Transactivation of gene expression by NF-κB is dependent on thioredoxin reductase activity.

The redox-sensitive transcription factor NF-κB mediates the expression of genes involved in inflammation and cell survival. Thioredoxin reductase-1 (TR1) and its substrate thioredoxin-1 act together to reduce oxidized cysteine residues within the DNA-binding domain of NF-κB and promote maximal DNA-binding activity in vitro. It is not clear, however, if NF-κB is regulated via this mechanism within living cells. The purpose of this study was to determine the mechanism of NF-κB modulation by TR1 in cells stimulated with the inflammatory cytokine tumor necrosis factor-α (TNF). In both control cells and cells depleted of TR1 activity through chemical inhibition or siRNA knockdown, TNF stimulation resulted in degradation of the cytoplasmic NF-κB inhibitor IκB-α and translocation of NF-κB to the nucleus. Similarly, the DNA-binding activity and redox state of NF-κB were unaffected by TR1 depletion. In contrast, NF-κB-mediated gene expression was markedly inhibited in cells lacking TR1 activity, suggesting that the transactivation potential of NF-κB is sensitive to changes in TR1 activity.

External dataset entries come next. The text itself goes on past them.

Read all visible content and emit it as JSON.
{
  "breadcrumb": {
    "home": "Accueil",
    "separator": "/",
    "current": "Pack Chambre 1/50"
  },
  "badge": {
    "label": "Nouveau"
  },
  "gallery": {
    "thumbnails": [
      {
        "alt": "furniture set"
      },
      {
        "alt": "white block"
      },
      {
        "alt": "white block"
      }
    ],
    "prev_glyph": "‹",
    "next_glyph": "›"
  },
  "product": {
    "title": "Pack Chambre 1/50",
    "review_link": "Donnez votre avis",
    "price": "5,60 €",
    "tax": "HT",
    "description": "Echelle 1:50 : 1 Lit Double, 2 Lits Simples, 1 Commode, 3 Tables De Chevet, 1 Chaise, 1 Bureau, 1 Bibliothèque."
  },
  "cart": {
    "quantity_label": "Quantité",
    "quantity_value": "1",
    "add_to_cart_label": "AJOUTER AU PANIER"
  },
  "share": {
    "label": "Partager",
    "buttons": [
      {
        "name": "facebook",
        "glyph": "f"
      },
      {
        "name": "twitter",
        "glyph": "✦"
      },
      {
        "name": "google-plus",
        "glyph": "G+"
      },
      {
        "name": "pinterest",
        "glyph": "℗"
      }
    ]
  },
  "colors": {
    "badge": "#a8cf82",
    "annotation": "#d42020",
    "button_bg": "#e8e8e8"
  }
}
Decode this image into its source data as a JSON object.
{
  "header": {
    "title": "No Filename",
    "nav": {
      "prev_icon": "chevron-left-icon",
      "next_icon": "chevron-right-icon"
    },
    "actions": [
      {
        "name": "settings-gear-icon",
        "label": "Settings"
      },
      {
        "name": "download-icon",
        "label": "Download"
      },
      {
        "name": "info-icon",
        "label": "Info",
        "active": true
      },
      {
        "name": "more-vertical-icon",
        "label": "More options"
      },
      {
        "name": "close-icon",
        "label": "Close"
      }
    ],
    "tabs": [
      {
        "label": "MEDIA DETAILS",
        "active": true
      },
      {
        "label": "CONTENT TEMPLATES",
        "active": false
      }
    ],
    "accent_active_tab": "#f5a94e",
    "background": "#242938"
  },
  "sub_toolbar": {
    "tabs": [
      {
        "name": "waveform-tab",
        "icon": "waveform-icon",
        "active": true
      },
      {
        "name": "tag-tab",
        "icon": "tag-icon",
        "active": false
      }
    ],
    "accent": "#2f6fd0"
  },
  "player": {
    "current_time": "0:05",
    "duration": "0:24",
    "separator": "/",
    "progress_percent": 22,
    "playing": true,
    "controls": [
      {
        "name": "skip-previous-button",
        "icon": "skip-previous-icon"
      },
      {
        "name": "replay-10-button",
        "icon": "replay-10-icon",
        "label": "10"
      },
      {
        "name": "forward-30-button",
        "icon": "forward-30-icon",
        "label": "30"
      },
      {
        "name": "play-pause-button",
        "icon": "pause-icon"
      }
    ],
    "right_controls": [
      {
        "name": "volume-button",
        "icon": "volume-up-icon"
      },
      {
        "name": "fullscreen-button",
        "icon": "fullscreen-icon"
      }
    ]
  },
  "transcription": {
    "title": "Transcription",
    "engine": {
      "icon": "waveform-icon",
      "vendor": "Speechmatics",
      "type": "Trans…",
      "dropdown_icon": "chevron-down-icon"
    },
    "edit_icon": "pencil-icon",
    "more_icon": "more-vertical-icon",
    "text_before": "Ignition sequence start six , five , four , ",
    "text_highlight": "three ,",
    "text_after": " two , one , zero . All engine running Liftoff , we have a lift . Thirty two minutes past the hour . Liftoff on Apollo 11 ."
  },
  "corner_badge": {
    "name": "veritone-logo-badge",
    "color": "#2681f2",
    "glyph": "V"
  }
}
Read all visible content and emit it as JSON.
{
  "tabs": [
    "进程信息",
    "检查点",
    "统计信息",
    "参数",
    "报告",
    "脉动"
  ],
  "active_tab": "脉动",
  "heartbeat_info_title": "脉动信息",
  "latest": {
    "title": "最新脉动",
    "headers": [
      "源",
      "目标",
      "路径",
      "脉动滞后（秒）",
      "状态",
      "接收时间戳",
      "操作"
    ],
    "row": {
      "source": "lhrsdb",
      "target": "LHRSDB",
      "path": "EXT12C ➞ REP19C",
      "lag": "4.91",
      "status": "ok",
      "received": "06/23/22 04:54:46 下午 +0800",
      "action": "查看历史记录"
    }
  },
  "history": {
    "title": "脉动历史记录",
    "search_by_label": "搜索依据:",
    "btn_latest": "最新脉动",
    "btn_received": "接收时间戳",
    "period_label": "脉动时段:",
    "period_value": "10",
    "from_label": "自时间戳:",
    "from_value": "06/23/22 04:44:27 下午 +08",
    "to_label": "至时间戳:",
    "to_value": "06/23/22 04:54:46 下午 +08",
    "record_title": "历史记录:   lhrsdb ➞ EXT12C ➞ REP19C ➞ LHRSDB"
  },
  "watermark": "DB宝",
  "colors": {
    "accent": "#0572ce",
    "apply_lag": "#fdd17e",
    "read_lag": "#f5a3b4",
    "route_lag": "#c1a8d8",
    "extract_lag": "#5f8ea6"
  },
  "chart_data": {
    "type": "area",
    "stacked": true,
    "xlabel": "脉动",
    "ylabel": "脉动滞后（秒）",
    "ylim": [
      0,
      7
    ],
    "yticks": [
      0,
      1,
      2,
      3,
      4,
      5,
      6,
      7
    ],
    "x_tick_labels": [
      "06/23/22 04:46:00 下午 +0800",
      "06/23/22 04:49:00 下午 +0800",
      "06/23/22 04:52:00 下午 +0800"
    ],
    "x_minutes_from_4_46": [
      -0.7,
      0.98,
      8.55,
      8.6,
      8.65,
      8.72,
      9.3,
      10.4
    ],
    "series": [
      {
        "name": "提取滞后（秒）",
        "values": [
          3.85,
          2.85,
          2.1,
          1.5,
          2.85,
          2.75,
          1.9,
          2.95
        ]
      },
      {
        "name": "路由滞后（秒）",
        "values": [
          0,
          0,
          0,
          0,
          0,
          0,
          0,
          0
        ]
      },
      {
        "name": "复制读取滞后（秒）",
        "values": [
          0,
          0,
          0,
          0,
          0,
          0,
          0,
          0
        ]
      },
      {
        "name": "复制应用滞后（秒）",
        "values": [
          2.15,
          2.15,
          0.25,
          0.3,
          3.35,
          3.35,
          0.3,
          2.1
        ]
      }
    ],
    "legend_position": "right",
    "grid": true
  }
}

Consistent with this concept, phosphorylation of the transactivation domain of NF-κB was inhibited in the presence of curcumin. Surprisingly, another TR1 inhibitor, 1-chloro-2,4-dinitrobenzene, had no effect, and siRNA knockdown of TR1 actually increased phosphorylation at this site. These results demonstrate that TR1 activity controls the transactivation potential of NF-κB and that more than one mechanism may mediate this effect.